Accident de train à Saint-Jean-de-Luz/Ciboure : ce que l'on sait de la mort de trois migrants

Le procureur de Bayonne, Jérôme Bourrier, a détaillé les circonstances établies de ce drame où trois migrants sont morts, un autre est grièvement blessé. Leur identification est pour l'heure incertaine.

"Un drame humain tout à fait marquant et terrible". Le procureur de la République de Bayonne a ainsi présenté ce qui s'est passé ce mardi matin à 5 heures. Le train TER en provenance d'Hendaye a percuté quatre hommes. Trois sont décédés sur le coup, la quatrième personne a été très grièvement blessée au bassin et aux membres inférieurs. 

Les victimes se trouvaient sur la voie ferrée d'après les témoins, et notamment le chauffeur de la locomotive. "Les quatre personnes étaient présentes sur les voies de circulation dans un lieu démuni de tout éclairage public et difficile d'accès par la route." a précisé le procureur Jérôme Bourrier. 

Le chauffeur très choqué a indiqué avoir aperçu plusieurs individus qui "manifestement n'étaient pas en train de circuler sur la voie et qui étaient manifestement sur cette dernière."
Il les a aperçus au tout dernier moment. Il a actionné le bouton d'alerte mais le drame était inévitable. "Sans doute ces personnes se reposaient-elles, ce qui est tout à fait plausible". Une déduction faite par le procureur et les enquêteurs d'après les témoignages.

Une identification très difficile

Au vu de la scène de l'accident, l'identification des victimes est très délicate. " Elle porte sur des personnes qui essayaient de rentrer irrégulièrement sur le territoire nationale." affirme Jérôme Bourrier.
Identification d'autant plus compliquée que cinq documents ont été retrouvés sur place, donc un de plus que le nombre de victimes de l'accident. 

Une seule personne est identifiée de manière certaine.

Jérôme Bourrier - Procureur de Bayonne

C'est la comparaison des empreintes papillaires qui ont pu être réalisées entre les services de police français et les autorités espagnoles qui ont permis de déterminer que l'une des victimes est un jeune homme âgé de 21 ans. Il a déjà fait l'objet d'un dossier d'expulsion en Espagne. Rien ne permet d'être certain que les documents retrouvés sur place correspondent bien aux autres victimes. 

" Ce que je peux dire à ce stade néanmoins, c'est que manifestement, l'ensemble des victimes seraient de nationalité algérienne et trois d'entre elles auraient fait l'objet d'une procédure au titre de l'irrégularité de leur séjour sur le territoire espagnol. " a précisé le procureur. Des procédures qui remontent au mois de juin 2021.

Des zones d'ombre

Le parquet suppose à ce stade de l'enquête que les migrants avaient passé la frontière tout récemment.

Il est tout à fait possible que ces personnes avaient franchi la frontière le jour-même et étaient en train de circuler sur la voie pour entrer sur le territoire national. J'en fais la déduction de par la découverte de documents administratifs concernant un individu  qui avait été condamné par le Tribunal correctionnel de Bayonne pour des faits de vols par effraction, incarcéré au centre pénitentiaire de Mont-de-Marsan et qui avait été libéré et reconduit à la frontière le jour-même

Jérôme Bourrier - Procureur de la République de Bayonne

Mais le doute persiste car d'après le parquet, ce ne sont probablement pas des documents appartenant aux victimes retrouvées sur les lieux. 
Hypothèse : une cinquième personne était présente mais n'est pas restée sur place. Deuxième hypothèse : ces documents, retrouvés sur les victimes, appartenaient à d'autres personnes. 

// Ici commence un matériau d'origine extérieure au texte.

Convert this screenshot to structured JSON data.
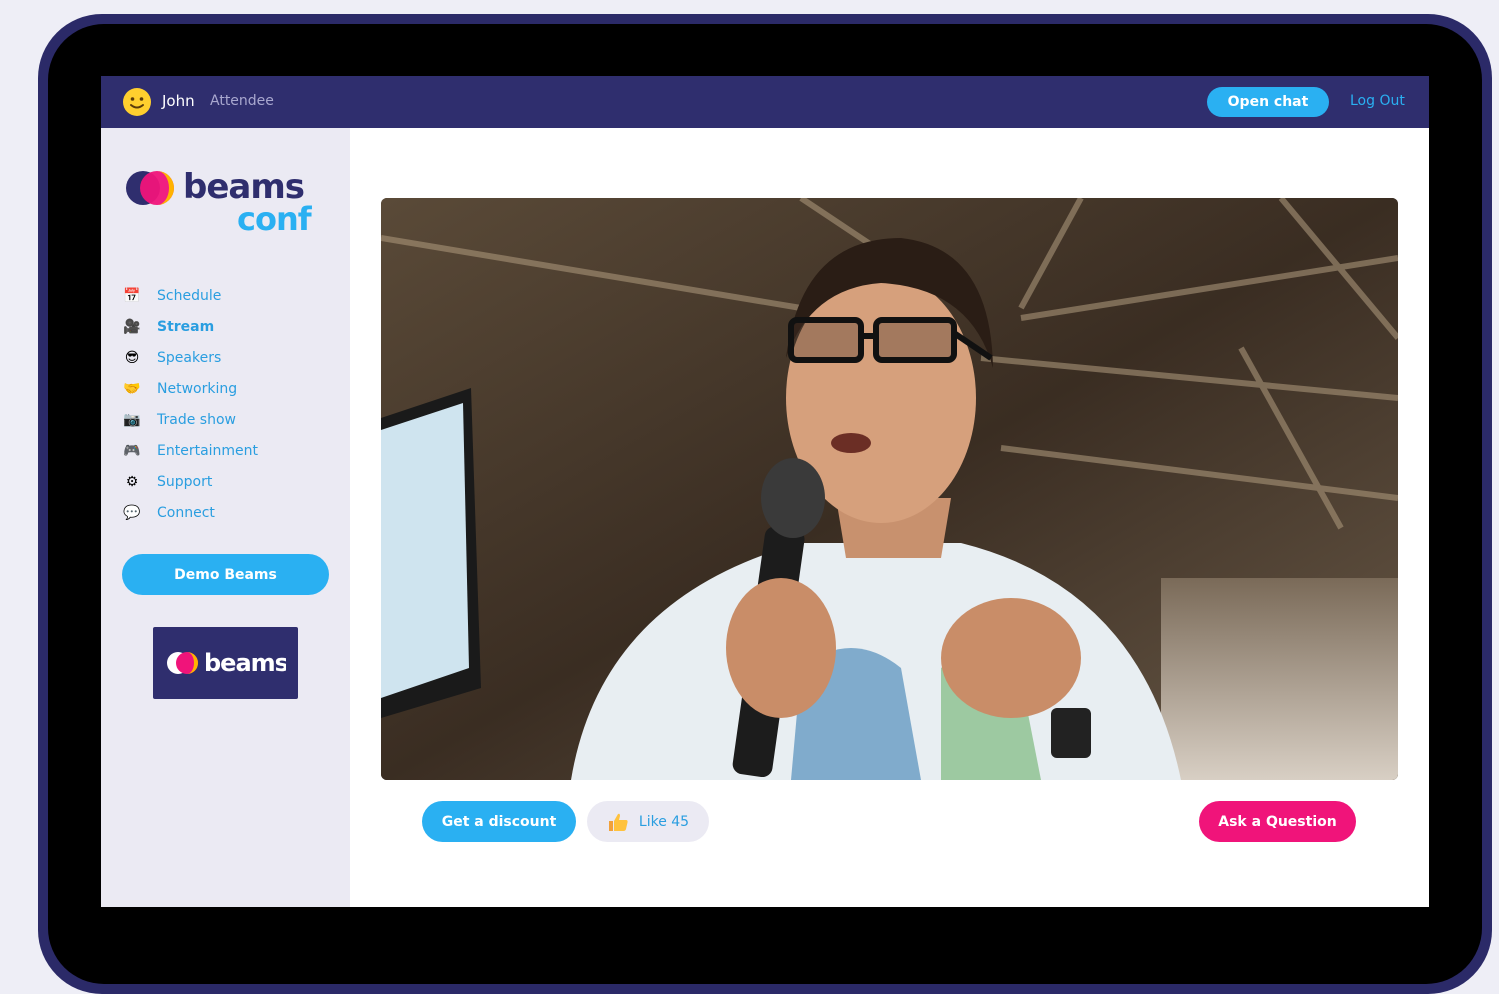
{
  "header": {
    "avatar_icon": "smiley-face-icon",
    "user_name": "John",
    "user_role": "Attendee",
    "open_chat_label": "Open chat",
    "logout_label": "Log Out"
  },
  "brand": {
    "logo_word": "beams",
    "logo_sub": "conf"
  },
  "sidebar": {
    "items": [
      {
        "label": "Schedule",
        "icon": "calendar-icon",
        "glyph": "📅",
        "active": false
      },
      {
        "label": "Stream",
        "icon": "movie-camera-icon",
        "glyph": "🎥",
        "active": true
      },
      {
        "label": "Speakers",
        "icon": "sunglasses-face-icon",
        "glyph": "😎",
        "active": false
      },
      {
        "label": "Networking",
        "icon": "handshake-icon",
        "glyph": "🤝",
        "active": false
      },
      {
        "label": "Trade show",
        "icon": "camera-icon",
        "glyph": "📷",
        "active": false
      },
      {
        "label": "Entertainment",
        "icon": "gamepad-icon",
        "glyph": "🎮",
        "active": false
      },
      {
        "label": "Support",
        "icon": "gear-icon",
        "glyph": "⚙",
        "active": false
      },
      {
        "label": "Connect",
        "icon": "speech-bubble-icon",
        "glyph": "💬",
        "active": false
      }
    ],
    "demo_button_label": "Demo Beams",
    "sponsor_logo_word": "beams"
  },
  "main": {
    "discount_label": "Get a discount",
    "like_label": "Like 45",
    "like_icon": "thumbs-up-icon",
    "ask_label": "Ask a Question"
  },
  "colors": {
    "navy": "#2f2e6e",
    "accent_blue": "#2ab0f2",
    "link_blue": "#2a9ee0",
    "pink": "#f0147a",
    "sidebar_bg": "#ebeaf3"
  }
}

La victime grièvement blessée a été transportée à l'hôpital de Bayonne où elle a été opérée. Ses jours ne sont plus en danger. L'homme n'est pas encore identifié avec certitude. Il n'a pas encore pu être entendu par les enquêteurs. 

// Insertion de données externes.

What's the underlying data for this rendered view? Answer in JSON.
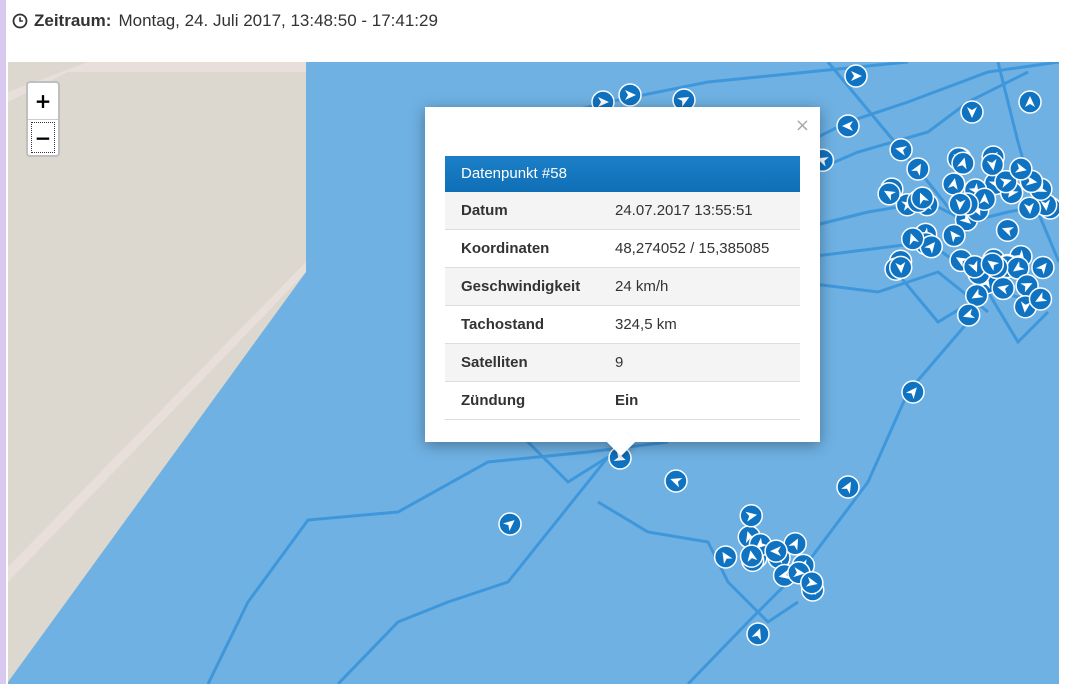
{
  "header": {
    "label": "Zeitraum:",
    "value": "Montag, 24. Juli 2017, 13:48:50 - 17:41:29"
  },
  "zoom": {
    "in_label": "+",
    "out_label": "−"
  },
  "popup": {
    "close_label": "×",
    "title": "Datenpunkt #58",
    "rows": [
      {
        "key": "Datum",
        "value": "24.07.2017 13:55:51"
      },
      {
        "key": "Koordinaten",
        "value": "48,274052 / 15,385085"
      },
      {
        "key": "Geschwindigkeit",
        "value": "24 km/h"
      },
      {
        "key": "Tachostand",
        "value": "324,5 km"
      },
      {
        "key": "Satelliten",
        "value": "9"
      },
      {
        "key": "Zündung",
        "value": "Ein"
      }
    ]
  },
  "colors": {
    "water": "#6fb1e3",
    "land": "#ddd8cf",
    "shore": "#e8dfda",
    "track": "#3f97db",
    "marker": "#0f73c2",
    "popup_header": "#1577c0"
  }
}
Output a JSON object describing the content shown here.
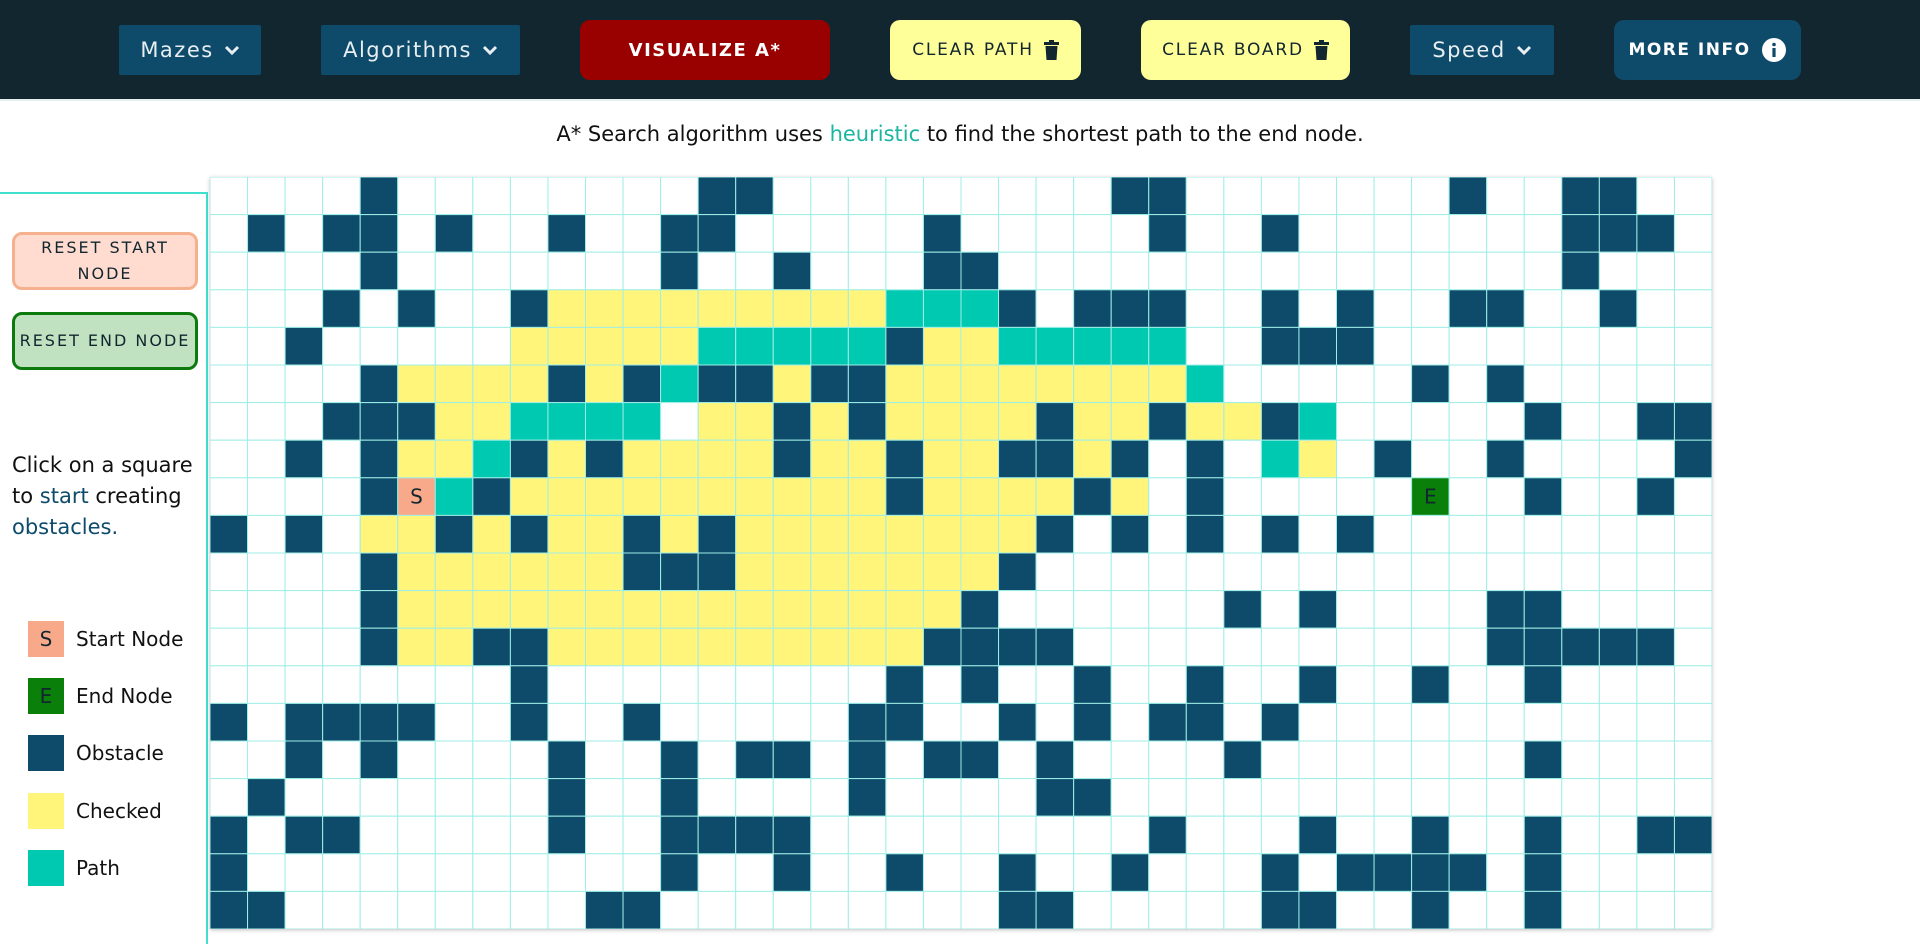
{
  "nav": {
    "mazes": "Mazes",
    "algorithms": "Algorithms",
    "visualize": "VISUALIZE A*",
    "clear_path": "CLEAR PATH",
    "clear_board": "CLEAR BOARD",
    "speed": "Speed",
    "more_info": "MORE INFO"
  },
  "description": {
    "before": "A* Search algorithm uses",
    "highlight": "heuristic",
    "after": "to find the shortest path to the end node."
  },
  "sidebar": {
    "reset_start": "RESET START NODE",
    "reset_end": "RESET END NODE",
    "hint_part1": "Click on a square to",
    "hint_highlight1": "start",
    "hint_part2": "creating",
    "hint_highlight2": "obstacles.",
    "legend": [
      {
        "symbol": "S",
        "label": "Start Node",
        "color": "#f8a98a"
      },
      {
        "symbol": "E",
        "label": "End Node",
        "color": "#0a7f0a"
      },
      {
        "symbol": "",
        "label": "Obstacle",
        "color": "#0e4b6b"
      },
      {
        "symbol": "",
        "label": "Checked",
        "color": "#fff57a"
      },
      {
        "symbol": "",
        "label": "Path",
        "color": "#00c9b2"
      }
    ]
  },
  "grid": {
    "cols": 40,
    "rows": 20,
    "start_label": "S",
    "end_label": "E",
    "colors": {
      "empty": "#ffffff",
      "line": "#9feee6",
      "obstacle": "#0e4b6b",
      "checked": "#fff57a",
      "path": "#00c9b2",
      "start": "#f8a98a",
      "end": "#0a7f0a"
    },
    "cell_legend": {
      ".": "empty",
      "#": "obstacle",
      "c": "checked",
      "p": "path",
      "S": "start",
      "E": "end"
    },
    "rows_data": [
      "....#........##.........##.......#..##..",
      ".#.##.#..#..##.....#.....#..#.......###.",
      "....#.......#..#...##...............#...",
      "...#.#..#cccccccccppp#.###..#.#..##..#..",
      "..#.....cccccppppp#ccppppp..###.........",
      "....#cccc#c#p##c##ccccccccp.....#.#.....",
      "...###ccpppp.cc#c#cccc#cc#cc#p.....#..###",
      "..#.#ccp#c#cccc#cc#cc##c#.#.pc.#..#....#",
      "....#Sp#cccccccccc#cccc#c.#.....E..#..#..",
      "#.#.cc#c#cc#c#cccccccc#.#.#.#.#.........",
      "....#cccccc###ccccccc#..................#",
      "....#ccccccccccccccc#......#.#....##.....",
      "....#cc##cccccccccc####...........#####..",
      "........#.........#.#..#..#..#..#..#....",
      "#.####..#..#.....##..#.#.##.#...........#",
      "..#.#....#..#.##.#.##.#....#.......#....",
      ".#.......#..#....#....##................#",
      "#.##.....#..####.........#...#..#..#..##",
      "#...........#..#..#..#..#...#.####.#....",
      "##........##.........##.....##..#..#....#"
    ]
  }
}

Selon toute vraisemblance, mais sans certitude pour Jérôme Bourrier "C'est certainement pour des raisons de discrétion et pour échapper à des contrôles de police qui sont effectués à la frontière et à l'intérieur du territoire" que les hommes se sont retrouvés dans ce secteur, à une dizaine de kilomètres de la frontière espagnole.